Though all of this is true, many people believe the story to be in keeping with the idea that the author was an insane, melancholy madman who could not cope with the confines of reality. This characterization, however, came from Griswold who wrote a posthumous biography of Poe, painting him in a highly negative light. Apparently, Griswold was still smarting from some of Poe’s critiques and represented him as a depraved lunatic in his biography. While this work has since been discredited, its characterization stuck, which is why we have the view we have of Poe today.
Poe’s peculiar death may have been the result of “cooping” or voter fraud.
Although Poe was occasionally a drinker, who joined the Sons of Temperance—a sort of AA for the times—before he died, witnesses and scholars disagree on whether or not he actually died of alcohol poisoning or if he was even drunk at all when he was found in the streets. Though intoxication would easily explain the fact that Poe was rambling, ranting, and wearing someone else’s clothes, an editor and acquaintance of his, Dr. Joseph E. Snodgrass, said Poe had been intoxicated, while Dr. John Joseph Moran, the physician who attended Poe, said he “had not the slightest odor of liquor upon his breath or person.”
To make matters weirder, there was also a popular scam at the time that may explain Poe’s strange circumstances. It was a form of voter fraud where people would kidnap individuals, drug them, and force them to vote multiple times for the candidate of their choice. Known as “cooping,” this sometimes involved repeatedly dressing the individual in different clothing so they could continue to vote. Still, no conclusive proof about the cause of Poe’s death has ever surfaced.
Edgar Allan Poe was buried in an unmarked grave for the first 26 years of his passing.
Naturally, Poe’s story can’t be complete without musings on his post-death tale, which saw him buried in Baltimore’s Westminster Hall and Burying Ground without even the decency of a headstone. This was not solely because of his financial woes, as many believe, but actually, because the headstone that was created for him was destroyed in a freak accident where a train went off the tracks and smashed it to bits. In 1873, a poet saw the disrepair of Poe’s grave and published a plea in the newspaper that it be restored to a glory befitting his fame. A teacher in Baltimore raised money with her class, and after receiving extra funds from a wealthy publisher, there was finally enough to rebury Poe in 1875.
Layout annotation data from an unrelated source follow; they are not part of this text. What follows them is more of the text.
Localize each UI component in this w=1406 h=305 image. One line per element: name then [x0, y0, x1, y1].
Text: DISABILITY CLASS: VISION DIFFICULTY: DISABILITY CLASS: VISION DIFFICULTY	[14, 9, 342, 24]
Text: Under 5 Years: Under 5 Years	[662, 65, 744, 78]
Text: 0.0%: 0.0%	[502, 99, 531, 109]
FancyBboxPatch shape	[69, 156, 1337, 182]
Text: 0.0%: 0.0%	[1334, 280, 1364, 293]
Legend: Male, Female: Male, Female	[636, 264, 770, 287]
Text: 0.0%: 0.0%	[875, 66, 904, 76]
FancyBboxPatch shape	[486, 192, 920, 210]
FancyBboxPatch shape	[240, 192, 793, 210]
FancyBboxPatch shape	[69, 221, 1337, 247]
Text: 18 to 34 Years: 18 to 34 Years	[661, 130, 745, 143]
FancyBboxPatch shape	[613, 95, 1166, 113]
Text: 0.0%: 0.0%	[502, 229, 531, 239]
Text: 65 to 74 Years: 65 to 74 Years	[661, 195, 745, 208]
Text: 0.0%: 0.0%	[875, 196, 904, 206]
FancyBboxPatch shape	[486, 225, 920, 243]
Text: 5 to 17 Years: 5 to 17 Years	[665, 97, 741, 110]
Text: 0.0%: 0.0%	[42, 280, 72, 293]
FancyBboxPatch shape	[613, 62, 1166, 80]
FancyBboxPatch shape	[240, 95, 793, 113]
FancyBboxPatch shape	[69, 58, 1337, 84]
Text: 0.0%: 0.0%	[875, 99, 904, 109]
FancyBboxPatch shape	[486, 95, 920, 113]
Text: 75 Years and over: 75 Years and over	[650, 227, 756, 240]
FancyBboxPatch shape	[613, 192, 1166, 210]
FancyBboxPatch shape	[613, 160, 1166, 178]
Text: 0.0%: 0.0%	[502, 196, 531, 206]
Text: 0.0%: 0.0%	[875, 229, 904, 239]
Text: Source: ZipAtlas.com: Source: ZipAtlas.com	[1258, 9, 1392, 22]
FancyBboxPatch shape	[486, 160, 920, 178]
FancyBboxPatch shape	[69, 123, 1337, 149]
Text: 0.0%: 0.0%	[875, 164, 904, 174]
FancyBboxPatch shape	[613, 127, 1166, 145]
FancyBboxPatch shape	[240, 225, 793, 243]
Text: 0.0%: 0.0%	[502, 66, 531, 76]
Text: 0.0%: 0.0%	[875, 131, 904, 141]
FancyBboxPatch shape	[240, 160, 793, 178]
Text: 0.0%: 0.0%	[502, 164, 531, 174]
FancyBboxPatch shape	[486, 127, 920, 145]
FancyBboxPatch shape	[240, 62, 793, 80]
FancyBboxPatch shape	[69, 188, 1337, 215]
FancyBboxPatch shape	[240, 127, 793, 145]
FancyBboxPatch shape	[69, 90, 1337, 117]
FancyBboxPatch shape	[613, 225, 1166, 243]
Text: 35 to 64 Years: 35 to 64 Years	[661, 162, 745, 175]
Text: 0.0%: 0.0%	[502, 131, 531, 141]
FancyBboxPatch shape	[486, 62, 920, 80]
His late wife, meanwhile, had been buried in another cemetery, which was destroyed in 1875. This would have made it difficult to find her body and move it to be with her husband’s. However, a man named William Gill, a Poe fan and biographer of the late author, had already exhumed her remains. He kept them in a box under his bed for several years before finally handing them over. Virginia Clemm was finally buried with her husband in 1885.
Poe’s defamation of character and strange death certainly helped lead to the image most people have in their minds of a tortured, crazed genius who managed to write beautiful works while being plagued by supernatural torments. In reality, Poe himself was much more ordinary than we might imagine. Of course, as we know, his life did hail some eccentricities, but perhaps the most mysterious truths about Poe are those we can’t explain away with claims of insanity and unconventionality.